Hence notification of cases of tuberculosis was advocated for many years by pioneer medical officers of health who secured voluntary notification by doctors of a considerable proportion of the total cases in their districts, and in a few instances secured compulsory notification by local enactment, before any general regulations on the subject were made. It is noteworthy that in this early period a town like Brighton, which had voluntary notification with sanatorium provision for patients willing thus to be treated, secured the notification of a larger proportion of total cases than another town in which notification was compulsory, but no sanatorium accommodation had been provided. The point is mentioned as emphasizing the general principle that compulsory measures in public health, if they are to be successful, require to be associated with full provision for the action which should follow the compulsory enactment; which provision, as in this case, may be a direct inducement to compliance with the enactment.

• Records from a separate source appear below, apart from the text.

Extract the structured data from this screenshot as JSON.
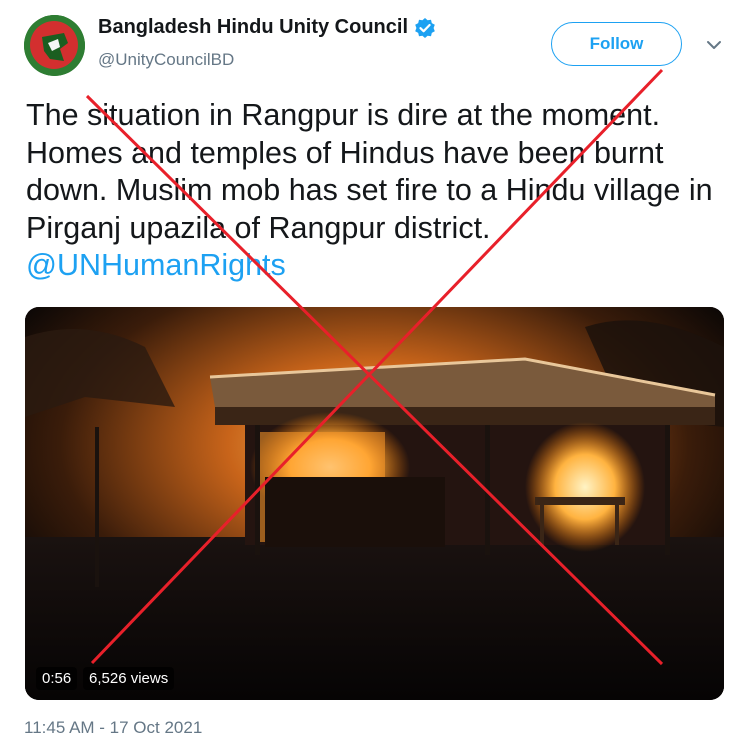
{
  "account": {
    "display_name": "Bangladesh Hindu Unity Council",
    "handle": "@UnityCouncilBD",
    "verified": true,
    "verified_icon": "verified-badge-icon"
  },
  "actions": {
    "follow_label": "Follow",
    "menu_icon": "chevron-down-icon"
  },
  "tweet": {
    "text": "The situation in Rangpur is dire at the moment. Homes and temples of Hindus have been burnt down. Muslim mob has set fire to a Hindu village in Pirganj upazila of Rangpur district.",
    "mention": "@UNHumanRights",
    "timestamp": "11:45 AM - 17 Oct 2021"
  },
  "media": {
    "type": "video",
    "duration": "0:56",
    "views": "6,526 views"
  },
  "colors": {
    "accent": "#1da1f2",
    "cross": "#e8202a",
    "muted": "#657786"
  }
}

In view of the change of central policy involved and of the unpreparedness of most local authorities to give the assistance needed for notified cases, the general enforcement of notification of tuberculosis was brought about in stages; in 1909 poor-law cases of consumption were made notifiable throughout England and Wales, hospital cases in 1911, consumption in the general community in 1912, and all forms of tuberculosis in 1913.
It was not anticipated that complete notification of cases would be obtained for some years, but a review of English national experience of notification of tuberculosis up to the present time necessitates the confession that there has been failure to secure the coöperation of an unexpectedly large proportion of the medical profession in this public-health duty. Many cases have never been notified and in a large number of other cases notification has been belated; Dr. Barwise, County Medical Officer of Health of Derbyshire, obtained information as to 417 deaths certified during 1917 to be due to tuberculosis, and found that of this number 39 per cent. had never been notified, and that over 70 per cent. had either not been notified or died within twelve weeks of notification. This may be an exceptionally bad experience; but the duty of notification in many areas is only imperfectly performed, and no adequate steps are being taken to diminish this default.